Floey interrupted my musings to say, “I don’t think you should have gotten an A if your paper put people to sleep.”
“Fortunately, my teacher didn’t agree with you. Anyway, I think maybe the real reason I started my blog five years ago was that I just like to write, and Whispering Winds gave me a reason to write. When the retreat center went on hiatus a few years ago, I justified keeping up the blog because we might reopen Whispering Winds sometime, and I wanted to keep my readers as prospective guests. Now that we sold the farmhouse, I know we won’t reopen Whispering Winds. Maybe I should stop writing the blog… That’s something I’ve been mulling over for the last few weeks as 2015 is coming to its end.
“But then I started to read the December issue of The Monastic Way. I’ve been reading The Monastic Way, a monthly pamphlet written by Joan Chittister, for about four years. I saw the pamphlet for the first time when I was in the jail chapel playing the piano for the women’s worship service. The chaplain offered a pamphlet to me. I took it home, read the daily readings for that month, and then went online and subscribed to it. I think Joan Chittister writes the pamphlet primarily for inmates. It’s designed to be a thought-provoking devotional tool, regardless of one’s religious background.”
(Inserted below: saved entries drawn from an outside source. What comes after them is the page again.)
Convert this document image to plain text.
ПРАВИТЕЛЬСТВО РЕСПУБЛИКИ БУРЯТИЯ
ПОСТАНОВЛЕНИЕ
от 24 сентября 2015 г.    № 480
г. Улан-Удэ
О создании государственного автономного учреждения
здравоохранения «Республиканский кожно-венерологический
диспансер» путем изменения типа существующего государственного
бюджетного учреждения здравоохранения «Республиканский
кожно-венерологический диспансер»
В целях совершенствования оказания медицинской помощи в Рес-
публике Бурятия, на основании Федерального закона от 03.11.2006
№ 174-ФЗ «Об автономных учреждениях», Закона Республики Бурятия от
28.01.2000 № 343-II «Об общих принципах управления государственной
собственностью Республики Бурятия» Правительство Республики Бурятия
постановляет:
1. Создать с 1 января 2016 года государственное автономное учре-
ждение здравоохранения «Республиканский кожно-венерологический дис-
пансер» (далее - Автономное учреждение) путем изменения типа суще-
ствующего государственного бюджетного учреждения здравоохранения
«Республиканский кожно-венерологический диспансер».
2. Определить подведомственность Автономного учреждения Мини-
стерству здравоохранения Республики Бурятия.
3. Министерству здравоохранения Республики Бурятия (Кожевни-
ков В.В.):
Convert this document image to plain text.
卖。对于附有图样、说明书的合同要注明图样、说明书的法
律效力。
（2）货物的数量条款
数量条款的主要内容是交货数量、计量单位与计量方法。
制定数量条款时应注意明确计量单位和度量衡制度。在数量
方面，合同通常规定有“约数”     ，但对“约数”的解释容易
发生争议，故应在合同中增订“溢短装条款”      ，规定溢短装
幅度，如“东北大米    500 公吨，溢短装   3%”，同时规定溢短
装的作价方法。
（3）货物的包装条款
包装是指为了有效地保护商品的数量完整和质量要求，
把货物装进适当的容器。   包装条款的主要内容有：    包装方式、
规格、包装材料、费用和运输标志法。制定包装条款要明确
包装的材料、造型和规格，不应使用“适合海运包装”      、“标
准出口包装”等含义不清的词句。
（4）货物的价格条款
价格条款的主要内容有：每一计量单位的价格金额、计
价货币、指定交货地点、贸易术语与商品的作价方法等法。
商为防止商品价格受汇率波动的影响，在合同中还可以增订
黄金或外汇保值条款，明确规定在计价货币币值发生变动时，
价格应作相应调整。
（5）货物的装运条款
“I like The Monastic Way, too, Mom. I usually read it over your shoulder every morning,” Floey added.
“For the first couple years I read it, Floey, Chittister chose a painting for the front flap of the pamphlet. Each daily reading consisted of one or two sentences to help readers understand the meaning behind the painting and to help apply the artist’s message personally. Since 2014, Chittister has replaced the painting with a quotation to examine. This month’s quotation is one of my favorites. We are not human beings having a spiritual experience. We are spiritual beings having a human experience. [Teilhard de Chardin]
“In this month’s introduction to the quotation, Chittister writes:
It’s then [in the final third of life] that we begin to understand that life has been more about the shaping of the spirit than it has been the accumulation of things. It’s then that we finally come to know that it has been about our inner selves – our generous souls, our happy hearts, our loving relationships, our worthwhile work, successful or not – rather than our public status, that life has been about all along…. It is, in the end, who and what we have become spiritually in life that finally, ultimately, counts.
“Writing my blog is something that helps me keep that perspective on life. As Teilhard de Chardin says, We are spiritual beings… To be sure I have something to write about every week, my mind is constantly on the lookout for signs in life that may be helpful for the development of my spiritual being. The title of my first book, Listening for God: 52 Reflections on Everyday Life, really defines what I’m doing with my blog. The book is simply a compilation of 52 blog posts selected from the first year and a half of my blog. For five years I’ve been consciously Listening for God, to be sure I’m hearing what God may be saying to me, and then sharing those insights on the blog. I don’t want to stop writing my blog mainly because I don’t want to stop Listening for God. Without the commitment to post something to the blog every week, I’m afraid I might get lax about Listening for God.
“I can understand that,” Floey interjected. “You always seem so busy I can see how you could forget to think about what God might be saying to you if you didn’t have to write about something every week.”
“God has given me a love of writing, Floey. Following that passion is critical to the development of my spiritual being. WhisperingWindsBlog.com is no longer a marketing tool. It’s a by-product of my spiritual journey. As long as it continues to contribute to my spiritual growth, I’ll continue to write posts.”
“I think I see,” responded Floey. “I guess that means I should go take a nap. We aren’t going for a walk just yet.”
“I’m afraid you’re right, Floey. But we’ll take time for one later. Sometimes that’s where God shows us new things to think about and write about.”